Setelah membayar, aku berpikir untuk menyeduh mie instan. Kuambil satu ramen jumbo, satu mangkok aluminium foil dan Kuletakkan ramen kering di dalamnya.
Mangkok aluminium foil berisi ramen kering diletakkan oleh si kasir di atas dispenser. Dia tersenyum padaku dan berkata, "Perlu menunggu setidaknya 8 menit untuk memasak airnya. Dispenser kami baru saja diperbaiki."
"Ah, iya. Omong-omong aku sedang senggang. Sekarang hampir jam istirahat, apakah orang-orang banyak kemari?" Aku berbasa-basi sambil membuka lemari pendingin.
"Ya terkadang, tapi baru-baru ini agak sepi."
Suhu semakin dingin di toko itu. Aku menoleh pada si kasir sambil mengambil sumpit. "Apa anda menambahkan AC-nya?"
"Eh, tidak." Pria itu menoleh pada indikator AC. " Masih 21 derajat. Apakah anda ingin lebih dingin?"
"Ouh, tidak, sebenarnya ini sudah cukup ... dingin."
Sekelebat suhu dingin kembali melewati punggungku. Kulihat ada seorang gadis berdiri di sampingku. Dia membuka lemari minuman.
Melihat orang itu, memunculkan kecurigaan. Kecurigaanku menuntun mata ini melirik ke bawah.
Gadis itu, tak memiliki kaki.
[ Dia... Hantu! ]
Aku berbalik mengambil sosis dan meninggalkan uang di depan kasir.

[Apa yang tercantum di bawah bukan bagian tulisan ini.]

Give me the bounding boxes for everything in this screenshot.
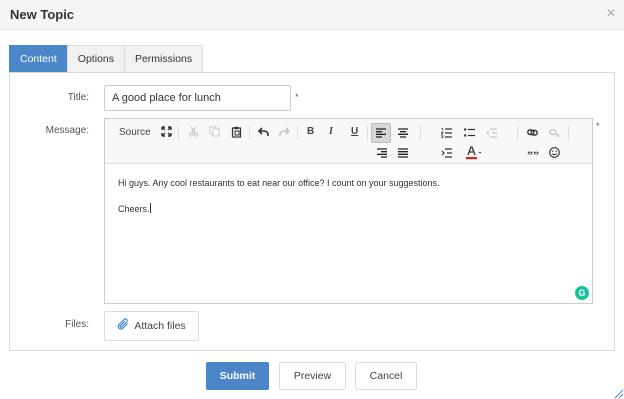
toolbar-separator bbox=[568, 126, 569, 140]
dialog-title: New Topic bbox=[10, 7, 75, 22]
align-left-icon[interactable] bbox=[371, 123, 391, 143]
message-label: Message: bbox=[45, 125, 89, 136]
editor-content[interactable]: Hi guys. Any cool restaurants to eat nea… bbox=[105, 165, 592, 303]
maximize-icon[interactable] bbox=[161, 126, 172, 137]
files-label: Files: bbox=[65, 319, 89, 330]
toolbar-separator bbox=[178, 126, 179, 140]
outdent-icon[interactable] bbox=[486, 128, 497, 138]
cancel-button[interactable]: Cancel bbox=[355, 362, 417, 390]
indent-icon[interactable] bbox=[441, 148, 452, 158]
bulleted-list-icon[interactable] bbox=[464, 128, 475, 138]
title-input[interactable] bbox=[104, 85, 291, 111]
cut-icon[interactable] bbox=[188, 126, 199, 137]
align-center-icon[interactable] bbox=[398, 128, 408, 138]
grammarly-icon[interactable]: G bbox=[575, 286, 589, 300]
preview-button[interactable]: Preview bbox=[279, 362, 346, 390]
attach-files-label: Attach files bbox=[134, 320, 186, 332]
smiley-icon[interactable] bbox=[549, 147, 560, 158]
unlink-icon[interactable] bbox=[549, 128, 560, 138]
blockquote-button[interactable]: ”” bbox=[527, 148, 539, 162]
numbered-list-icon[interactable] bbox=[441, 128, 452, 138]
bold-button[interactable]: B bbox=[307, 125, 314, 139]
toolbar-separator bbox=[517, 126, 518, 140]
title-label: Title: bbox=[67, 92, 89, 103]
underline-button[interactable]: U bbox=[351, 125, 358, 139]
submit-button[interactable]: Submit bbox=[206, 362, 269, 390]
tab-content[interactable]: Content bbox=[9, 45, 68, 73]
message-editor[interactable]: Source B I U ”” Hi guys. Any cool restau… bbox=[104, 118, 593, 304]
text-caret bbox=[149, 203, 151, 213]
copy-icon[interactable] bbox=[209, 126, 220, 137]
message-required-marker: * bbox=[596, 121, 600, 131]
paperclip-icon bbox=[117, 318, 130, 334]
italic-button[interactable]: I bbox=[329, 125, 333, 139]
editor-toolbar: Source B I U ”” bbox=[105, 119, 592, 164]
redo-icon[interactable] bbox=[279, 127, 290, 137]
toolbar-separator bbox=[249, 126, 250, 140]
resize-grip-icon[interactable] bbox=[612, 387, 624, 399]
toolbar-separator bbox=[297, 126, 298, 140]
tab-bar: Content Options Permissions bbox=[9, 45, 204, 73]
toolbar-separator bbox=[420, 126, 421, 140]
title-required-marker: * bbox=[295, 92, 299, 102]
tab-permissions[interactable]: Permissions bbox=[123, 45, 204, 73]
undo-icon[interactable] bbox=[258, 127, 269, 137]
message-line: Cheers. bbox=[118, 203, 151, 214]
source-button[interactable]: Source bbox=[119, 126, 151, 140]
justify-icon[interactable] bbox=[398, 148, 408, 158]
align-right-icon[interactable] bbox=[377, 148, 387, 158]
toolbar-separator bbox=[367, 126, 368, 140]
text-color-icon[interactable] bbox=[466, 146, 482, 160]
attach-files-button[interactable]: Attach files bbox=[104, 311, 199, 341]
tab-options[interactable]: Options bbox=[66, 45, 125, 73]
dialog-header: New Topic ✕ bbox=[0, 0, 624, 30]
close-icon[interactable]: ✕ bbox=[606, 6, 616, 20]
link-icon[interactable] bbox=[527, 128, 538, 137]
paste-icon[interactable] bbox=[231, 126, 242, 138]
message-line: Hi guys. Any cool restaurants to eat nea… bbox=[118, 178, 440, 188]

"Tolong beritahu jika ramenku sudah masak!" aku berpesan pada si kasir kemudian meninggalkan toko.
Aku berdiri di teras toko, menikmat sengatan sinar matahari yang menyilaukan.
Aku menoleh pada lemari minum dalam toko. Mataku melirik kesana kemari. Gadis tadi sudah menghilang.